I’ve been diligently working on a back to school guide with eco-friendly options for school supplies, but haven’t quite finished it. While I’ve been working on it, the Center for Health, Environment and Justice (CHEJ) beat me to it. The CHEJ has released the first even back-to-school guide for PVC-free school supplies. You can download the PVC-free school supply guide from CHEJ’s website. You can sign up for the PVC Free Action Network to give updates, or skip it and just download the guide.
Why PVC free? Polyvinyl chloride plastic, also known as PVC or vinyl, is definitely not environmental friendly from manufacture to disposal. In fact, it has been called the poison plastic by many environmental advocates.
But just using PVC products can expose you to potentially harmful chemicals. To make PVC soft and flexible, phthalates are added to it. Phthalates are endocrine disruptors, and you can be exposed to phthalates from PVC, since phthalates off gas and also migrate, especially when PVC items are mouthed.
PVC also must be stabilized and frequently the stabilizer is a lead salt, or cadmium or organotin. Lead particularly can migrate out of the plastic polymer and be picked up by your child. For the past several years, there have been concerns because of lead being detected in vinyl lined lunchboxes. I’ve recently tested several vinyl lunchboxes with a Niton XRF Analzer, and have only found lead in a Disney Tinkerbell lunch box in the paint used to make up Tinkerbell herself. The levels were around 800 ppm.

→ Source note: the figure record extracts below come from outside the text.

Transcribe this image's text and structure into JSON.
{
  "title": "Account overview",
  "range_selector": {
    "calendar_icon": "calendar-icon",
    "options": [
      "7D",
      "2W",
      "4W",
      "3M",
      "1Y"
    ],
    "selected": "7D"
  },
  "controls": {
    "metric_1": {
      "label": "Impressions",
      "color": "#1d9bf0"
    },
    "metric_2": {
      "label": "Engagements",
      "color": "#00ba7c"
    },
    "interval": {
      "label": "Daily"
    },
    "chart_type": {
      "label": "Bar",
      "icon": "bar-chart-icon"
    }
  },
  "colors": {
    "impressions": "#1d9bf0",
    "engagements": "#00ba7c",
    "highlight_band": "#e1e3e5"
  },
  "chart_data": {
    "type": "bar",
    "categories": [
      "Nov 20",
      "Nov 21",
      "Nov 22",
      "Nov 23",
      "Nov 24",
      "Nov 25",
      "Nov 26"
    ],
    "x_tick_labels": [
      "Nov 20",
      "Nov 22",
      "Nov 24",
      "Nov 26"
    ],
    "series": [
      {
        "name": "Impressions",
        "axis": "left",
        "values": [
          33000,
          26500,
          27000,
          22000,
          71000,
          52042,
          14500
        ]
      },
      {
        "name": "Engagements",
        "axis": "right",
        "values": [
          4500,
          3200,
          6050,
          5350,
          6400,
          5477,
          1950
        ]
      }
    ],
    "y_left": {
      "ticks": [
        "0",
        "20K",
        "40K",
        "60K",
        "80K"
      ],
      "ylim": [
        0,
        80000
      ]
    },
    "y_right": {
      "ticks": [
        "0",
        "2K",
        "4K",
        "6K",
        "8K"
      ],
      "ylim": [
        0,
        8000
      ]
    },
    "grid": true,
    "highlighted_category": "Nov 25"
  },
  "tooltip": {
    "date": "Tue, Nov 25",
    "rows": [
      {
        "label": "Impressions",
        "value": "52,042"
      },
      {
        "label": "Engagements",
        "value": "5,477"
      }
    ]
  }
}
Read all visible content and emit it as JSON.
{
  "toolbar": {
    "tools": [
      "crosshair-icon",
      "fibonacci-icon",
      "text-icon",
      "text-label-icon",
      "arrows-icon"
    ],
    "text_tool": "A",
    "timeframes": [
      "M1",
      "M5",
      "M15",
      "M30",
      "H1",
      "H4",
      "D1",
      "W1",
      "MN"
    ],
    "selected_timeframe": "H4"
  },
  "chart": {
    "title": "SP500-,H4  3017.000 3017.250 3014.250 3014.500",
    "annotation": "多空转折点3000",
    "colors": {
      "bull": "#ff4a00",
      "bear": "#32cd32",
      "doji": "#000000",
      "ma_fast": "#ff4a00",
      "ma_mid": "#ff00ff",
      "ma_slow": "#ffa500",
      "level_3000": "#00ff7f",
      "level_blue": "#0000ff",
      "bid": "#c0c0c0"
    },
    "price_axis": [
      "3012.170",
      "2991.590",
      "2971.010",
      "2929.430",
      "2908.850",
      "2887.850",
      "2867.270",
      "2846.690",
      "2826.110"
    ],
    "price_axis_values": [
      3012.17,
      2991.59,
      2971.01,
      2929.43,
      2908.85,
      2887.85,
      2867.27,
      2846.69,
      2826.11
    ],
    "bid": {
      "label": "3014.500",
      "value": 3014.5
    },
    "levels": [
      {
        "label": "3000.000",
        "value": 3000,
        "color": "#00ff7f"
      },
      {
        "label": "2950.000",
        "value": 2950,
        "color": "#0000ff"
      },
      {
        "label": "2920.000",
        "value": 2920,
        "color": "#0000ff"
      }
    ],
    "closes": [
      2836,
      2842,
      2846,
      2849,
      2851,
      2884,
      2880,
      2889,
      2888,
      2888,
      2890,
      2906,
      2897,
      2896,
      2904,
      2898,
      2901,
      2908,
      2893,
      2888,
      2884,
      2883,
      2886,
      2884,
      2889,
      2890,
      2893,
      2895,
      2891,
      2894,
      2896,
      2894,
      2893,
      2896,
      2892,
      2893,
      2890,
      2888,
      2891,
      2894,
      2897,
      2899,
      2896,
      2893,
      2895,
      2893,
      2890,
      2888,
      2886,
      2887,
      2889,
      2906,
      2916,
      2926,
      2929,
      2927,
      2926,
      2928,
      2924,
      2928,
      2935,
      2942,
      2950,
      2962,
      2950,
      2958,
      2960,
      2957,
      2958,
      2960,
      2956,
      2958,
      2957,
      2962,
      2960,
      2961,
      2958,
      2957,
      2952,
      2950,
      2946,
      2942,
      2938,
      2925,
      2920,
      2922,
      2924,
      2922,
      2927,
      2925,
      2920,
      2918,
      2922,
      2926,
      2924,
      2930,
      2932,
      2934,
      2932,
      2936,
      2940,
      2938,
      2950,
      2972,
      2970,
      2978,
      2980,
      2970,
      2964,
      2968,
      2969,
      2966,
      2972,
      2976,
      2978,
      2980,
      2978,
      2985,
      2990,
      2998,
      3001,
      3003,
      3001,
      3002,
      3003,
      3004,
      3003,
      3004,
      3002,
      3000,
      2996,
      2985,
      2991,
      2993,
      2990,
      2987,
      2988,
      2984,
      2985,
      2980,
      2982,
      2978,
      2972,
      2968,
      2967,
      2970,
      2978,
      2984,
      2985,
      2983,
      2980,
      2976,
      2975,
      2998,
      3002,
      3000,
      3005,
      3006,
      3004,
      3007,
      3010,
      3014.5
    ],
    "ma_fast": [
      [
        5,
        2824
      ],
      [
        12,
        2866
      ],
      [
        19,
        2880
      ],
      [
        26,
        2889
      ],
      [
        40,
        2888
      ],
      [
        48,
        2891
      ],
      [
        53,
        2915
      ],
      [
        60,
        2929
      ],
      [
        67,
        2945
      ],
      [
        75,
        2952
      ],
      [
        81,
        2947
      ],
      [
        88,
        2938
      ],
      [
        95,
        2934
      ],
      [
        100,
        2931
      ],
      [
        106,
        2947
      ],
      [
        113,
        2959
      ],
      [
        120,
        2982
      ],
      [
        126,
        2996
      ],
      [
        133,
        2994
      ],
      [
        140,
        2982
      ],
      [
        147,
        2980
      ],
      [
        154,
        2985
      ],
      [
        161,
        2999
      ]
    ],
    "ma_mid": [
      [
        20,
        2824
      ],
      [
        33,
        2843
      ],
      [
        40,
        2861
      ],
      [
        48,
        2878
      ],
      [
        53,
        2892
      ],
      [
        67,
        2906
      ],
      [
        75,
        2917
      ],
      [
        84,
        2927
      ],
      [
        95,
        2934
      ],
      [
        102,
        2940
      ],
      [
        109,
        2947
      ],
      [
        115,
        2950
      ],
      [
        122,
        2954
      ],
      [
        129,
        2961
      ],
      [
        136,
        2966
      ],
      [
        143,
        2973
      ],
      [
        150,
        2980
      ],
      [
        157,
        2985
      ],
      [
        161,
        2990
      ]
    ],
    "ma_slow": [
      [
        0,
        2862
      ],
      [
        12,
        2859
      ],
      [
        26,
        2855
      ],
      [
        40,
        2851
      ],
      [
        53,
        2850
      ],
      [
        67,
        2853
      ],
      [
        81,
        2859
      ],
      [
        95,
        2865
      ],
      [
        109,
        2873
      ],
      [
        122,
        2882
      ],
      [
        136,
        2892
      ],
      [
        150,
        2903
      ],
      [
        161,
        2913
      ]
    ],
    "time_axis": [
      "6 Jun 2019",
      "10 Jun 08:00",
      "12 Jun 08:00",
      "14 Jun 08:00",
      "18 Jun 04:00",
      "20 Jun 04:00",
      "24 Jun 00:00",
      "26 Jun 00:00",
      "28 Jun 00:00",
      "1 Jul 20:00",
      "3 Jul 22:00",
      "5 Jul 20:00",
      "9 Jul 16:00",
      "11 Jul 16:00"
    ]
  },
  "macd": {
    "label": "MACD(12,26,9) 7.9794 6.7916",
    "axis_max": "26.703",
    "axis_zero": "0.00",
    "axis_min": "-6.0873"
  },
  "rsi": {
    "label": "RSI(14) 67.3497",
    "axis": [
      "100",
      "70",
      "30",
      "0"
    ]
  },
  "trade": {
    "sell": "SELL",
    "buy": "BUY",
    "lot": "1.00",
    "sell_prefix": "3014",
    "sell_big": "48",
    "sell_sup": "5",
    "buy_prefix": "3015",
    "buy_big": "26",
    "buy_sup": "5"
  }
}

So, you might want to go PVC free. The CHEJ guide is great. For lunchboxes, several options are given. But, for young kids, the ones at Crocodile Creek, featuring barnyard animals, trucks and cars might be the best bet. My daughter has the pink horse lunch tote. Trust me, if you have a horse-crazy girl, the horse lunchbox at Crocodile Creek is great. It is free of PVC, phthalates and lead.